Bruce’s doctor, Donald Langford, claimed in a telephone interview that he never believed the official story of July 20 because it seemed like a way to increase Betty’s stock in the movie world. This makes sense since her association with Bruce’s death resulted in 1974 being her most prolific year as an actress. According to Bruce’s friend and colleague Charles Lowe, Bruce spent his final months flirting with women who worked at a Japanese restaurant that they visited. As far as actresses who were on their way to working with him, Susan Shaw had more chances of being in a casting couch situation than Betty Ting Pei since Susan actually did a screen test for The Game of Death in April 1973. After Bruce died, she was rejected by Golden Harvest since The Game of Death was a production intended for their subsidiary company co-owned by Bruce i.e. Concord.

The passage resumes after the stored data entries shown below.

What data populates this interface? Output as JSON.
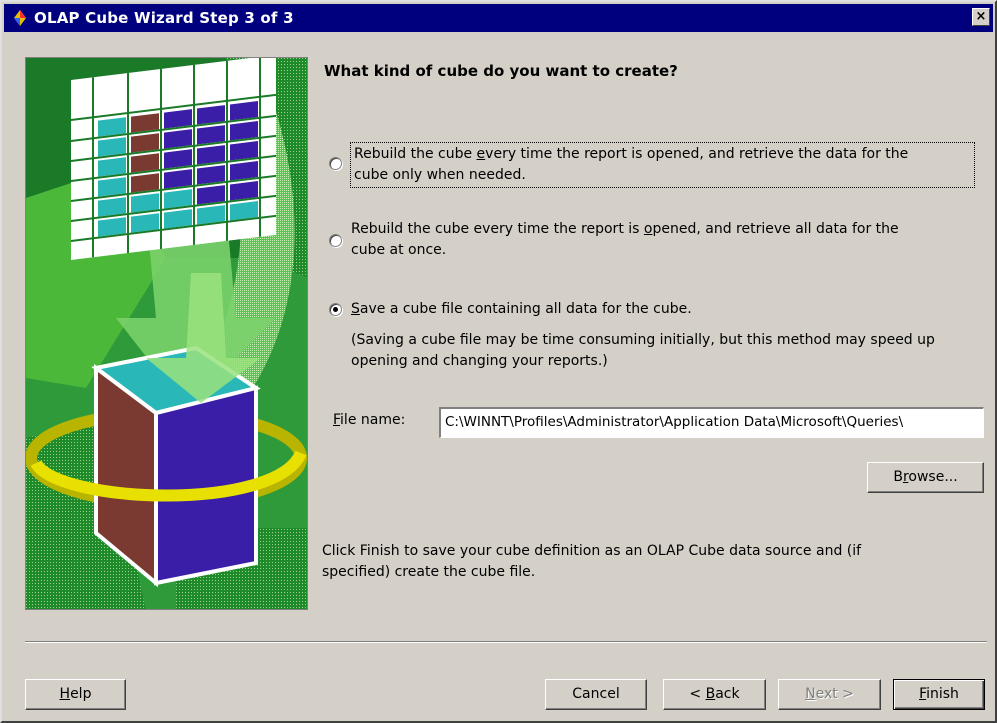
{
  "window": {
    "title": "OLAP Cube Wizard Step 3 of 3",
    "close_label": "×"
  },
  "main": {
    "heading": "What kind of cube do you want to create?",
    "options": [
      {
        "line1_pre": "Rebuild the cube ",
        "line1_key": "e",
        "line1_post": "very time the report is opened, and retrieve the data for the",
        "line2": "cube only when needed.",
        "selected": false
      },
      {
        "line1_pre": "Rebuild the cube every time the report is ",
        "line1_key": "o",
        "line1_post": "pened, and retrieve all data for the",
        "line2": "cube at once.",
        "selected": false
      },
      {
        "line1_pre": "",
        "line1_key": "S",
        "line1_post": "ave a cube file containing all data for the cube.",
        "line2": "(Saving a cube file may be time consuming initially, but this method may speed up",
        "line3": "opening and changing your reports.)",
        "selected": true
      }
    ],
    "file_name": {
      "label_key": "F",
      "label_rest": "ile name:",
      "value": "C:\\WINNT\\Profiles\\Administrator\\Application Data\\Microsoft\\Queries\\"
    },
    "browse_label_pre": "B",
    "browse_label_key": "r",
    "browse_label_post": "owse...",
    "finish_note_line1": "Click Finish to save your cube definition as an OLAP Cube data source and (if",
    "finish_note_line2": "specified) create the cube file."
  },
  "footer": {
    "help_key": "H",
    "help_rest": "elp",
    "cancel_label": "Cancel",
    "back_pre": "< ",
    "back_key": "B",
    "back_rest": "ack",
    "next_key": "N",
    "next_rest": "ext >",
    "finish_key": "F",
    "finish_rest": "inish"
  },
  "colors": {
    "titlebar": "#00007f",
    "dialog_bg": "#d4d0c8",
    "illustration_green": "#2f9a3a",
    "cube_teal": "#2ab7b7",
    "cube_brown": "#7a3a32",
    "cube_purple": "#3a1ea8",
    "ring_yellow": "#d8d400"
  }
}
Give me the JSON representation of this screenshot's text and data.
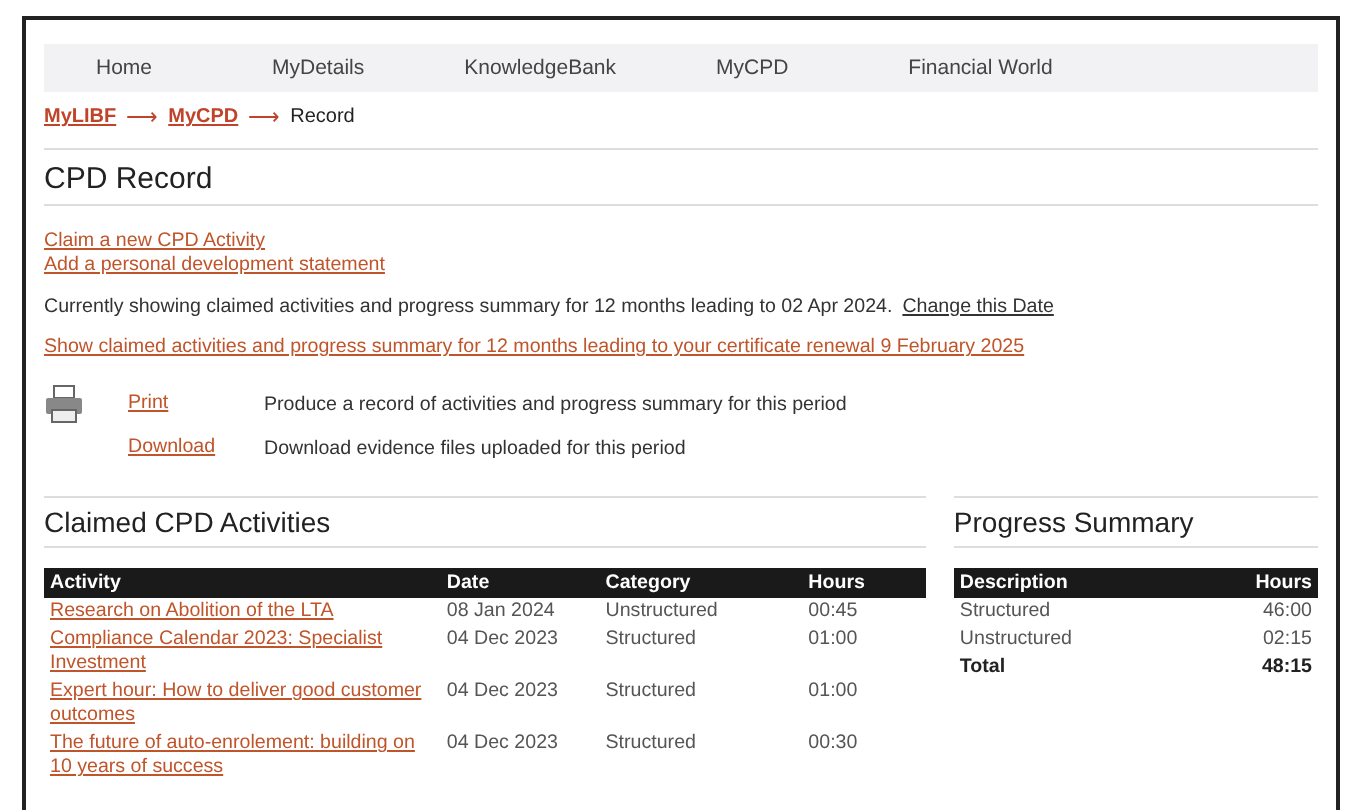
{
  "nav": {
    "items": [
      {
        "label": "Home"
      },
      {
        "label": "MyDetails"
      },
      {
        "label": "KnowledgeBank"
      },
      {
        "label": "MyCPD"
      },
      {
        "label": "Financial World"
      }
    ]
  },
  "breadcrumb": [
    {
      "label": "MyLIBF",
      "kind": "link"
    },
    {
      "label": "MyCPD",
      "kind": "link"
    },
    {
      "label": "Record",
      "kind": "current"
    }
  ],
  "breadcrumb_separator": "⟶",
  "title": "CPD Record",
  "actions": [
    "Claim a new CPD Activity",
    "Add a personal development statement"
  ],
  "period": {
    "text": "Currently showing claimed activities and progress summary for 12 months leading to 02 Apr 2024.",
    "change_link": "Change this Date",
    "renewal_link": "Show claimed activities and progress summary for 12 months leading to your certificate renewal 9 February 2025"
  },
  "exports": [
    {
      "link": "Print",
      "description": "Produce a record of activities and progress summary for this period"
    },
    {
      "link": "Download",
      "description": "Download evidence files uploaded for this period"
    }
  ],
  "activities": {
    "title": "Claimed CPD Activities",
    "columns": [
      "Activity",
      "Date",
      "Category",
      "Hours"
    ],
    "rows": [
      {
        "activity": "Research on Abolition of the LTA",
        "date": "08 Jan 2024",
        "category": "Unstructured",
        "hours": "00:45"
      },
      {
        "activity": "Compliance Calendar 2023: Specialist Investment",
        "date": "04 Dec 2023",
        "category": "Structured",
        "hours": "01:00"
      },
      {
        "activity": "Expert hour: How to deliver good customer outcomes",
        "date": "04 Dec 2023",
        "category": "Structured",
        "hours": "01:00"
      },
      {
        "activity": "The future of auto-enrolement: building on 10 years of success",
        "date": "04 Dec 2023",
        "category": "Structured",
        "hours": "00:30"
      }
    ]
  },
  "summary": {
    "title": "Progress Summary",
    "columns": [
      "Description",
      "Hours"
    ],
    "rows": [
      {
        "description": "Structured",
        "hours": "46:00",
        "kind": "item"
      },
      {
        "description": "Unstructured",
        "hours": "02:15",
        "kind": "item"
      },
      {
        "description": "Total",
        "hours": "48:15",
        "kind": "total"
      }
    ]
  }
}
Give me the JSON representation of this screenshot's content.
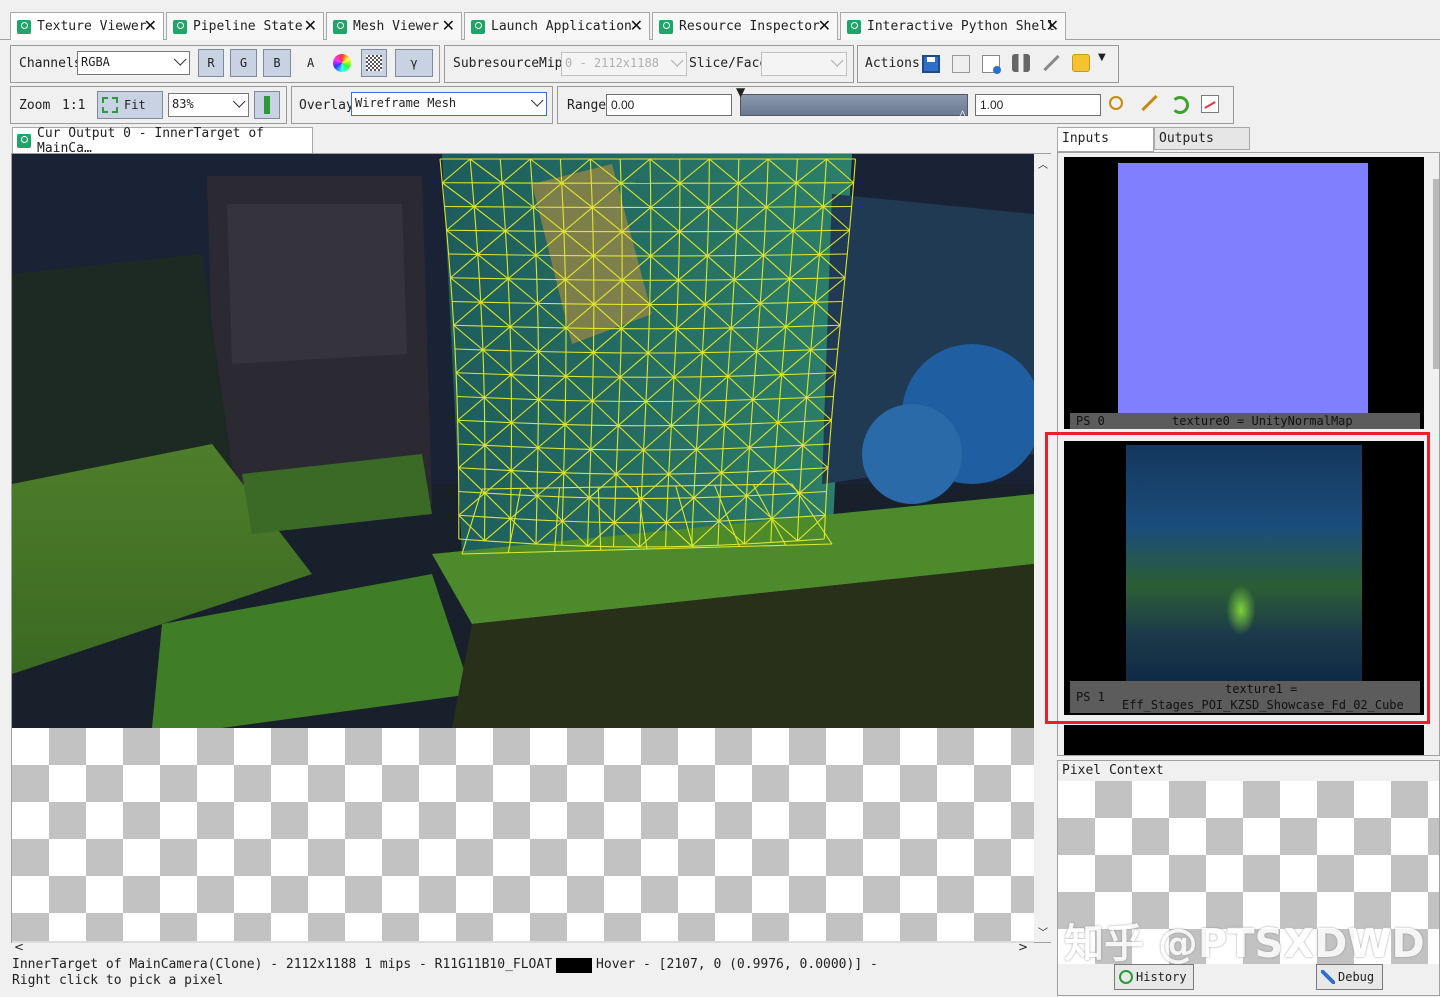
{
  "doc_tabs": [
    {
      "label": "Texture Viewer",
      "active": true
    },
    {
      "label": "Pipeline State"
    },
    {
      "label": "Mesh Viewer"
    },
    {
      "label": "Launch Application"
    },
    {
      "label": "Resource Inspector"
    },
    {
      "label": "Interactive Python Shell"
    }
  ],
  "close_glyph": "✕",
  "toolbar1": {
    "channels_label": "Channels",
    "channels_value": "RGBA",
    "r": "R",
    "g": "G",
    "b": "B",
    "a": "A",
    "gamma": "γ",
    "subresource_label": "Subresource",
    "mip_label": "Mip",
    "mip_value": "0 - 2112x1188",
    "slice_label": "Slice/Face",
    "slice_value": "",
    "actions_label": "Actions"
  },
  "toolbar2": {
    "zoom_label": "Zoom",
    "zoom_1to1": "1:1",
    "fit_label": "Fit",
    "zoom_value": "83%",
    "overlay_label": "Overlay",
    "overlay_value": "Wireframe Mesh",
    "range_label": "Range",
    "range_min": "0.00",
    "range_max": "1.00"
  },
  "view_tab": "Cur Output 0 - InnerTarget of MainCa…",
  "side_tabs": {
    "inputs": "Inputs",
    "outputs": "Outputs"
  },
  "thumbs": [
    {
      "slot": "PS 0",
      "name": "texture0 = UnityNormalMap",
      "color": "#8080ff"
    },
    {
      "slot": "PS 1",
      "name_line1": "texture1 =",
      "name_line2": "Eff_Stages_POI_KZSD_Showcase_Fd_02_Cube"
    }
  ],
  "pixel_context": {
    "title": "Pixel Context",
    "history_label": "History",
    "debug_label": "Debug"
  },
  "status": {
    "line1": "InnerTarget of MainCamera(Clone) - 2112x1188 1 mips - R11G11B10_FLOAT",
    "hover": "Hover - [2107,    0 (0.9976, 0.0000)] -",
    "line2": "Right click to pick a pixel"
  },
  "watermark": "知乎 @PTSXDWD",
  "colors": {
    "tab_icon": "#1fa56a",
    "highlight": "#e8212a",
    "normal_map": "#8080ff",
    "wire": "#e8ec2a"
  }
}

It was to Golden Harvest’s detriment that Susan Shaw joined Shaw Brothers. By having Bruce die in Betty’s apartment, the focus of the media spotlight shifted from Susan to Betty. Personally, I think that Bruce was more interested in Sandra Lang than Betty. Sandra was a pop singer and actress who Bruce was first photographed with when he returned to Hong Kong in 1970 for a brief business trip. They were said to be childhood friends. Her father was a friend of Bruce’s father. Bruce had even dated her older sister, Doris. By 1973, Sandra had cooler hair than Betty Ting Pei. Sandra has not been interviewed enough about Bruce Lee despite being the last woman to be photographed with him when he appeared on Hong Kong TV for the final time in living colour on July 10. He was interviewed by Ivan Ho for a TVB show called Enjoy Yourself Tonight.

What doesn’t get mentioned nowhere nearly as much is that Bruce was invited as a guest on Sandra’s music show: Songs of Sandra. When he was photographed with her in 1970, she was accompanied by her pop partner in crime: Amina. In 1973, they split, and Sandra became a solo artist. Together, they were known as The Chopsticks. Coincidentally, Sandra once performed on TV with Susan Shaw. Perhaps not a coincidence is that their Hong Kong film careers began in 1974. What’s weird is that they didn’t get to act in the same movie until 1982 when they acted in Precious Adolescence (which came out in 1983). This is significant since it featured a martial arts actor who knew Bruce Lee: a notorious gangster named Michael Chan Wai-Man. Susan Shaw’s next shared film with Sandra Lang was Family Affairs (1994).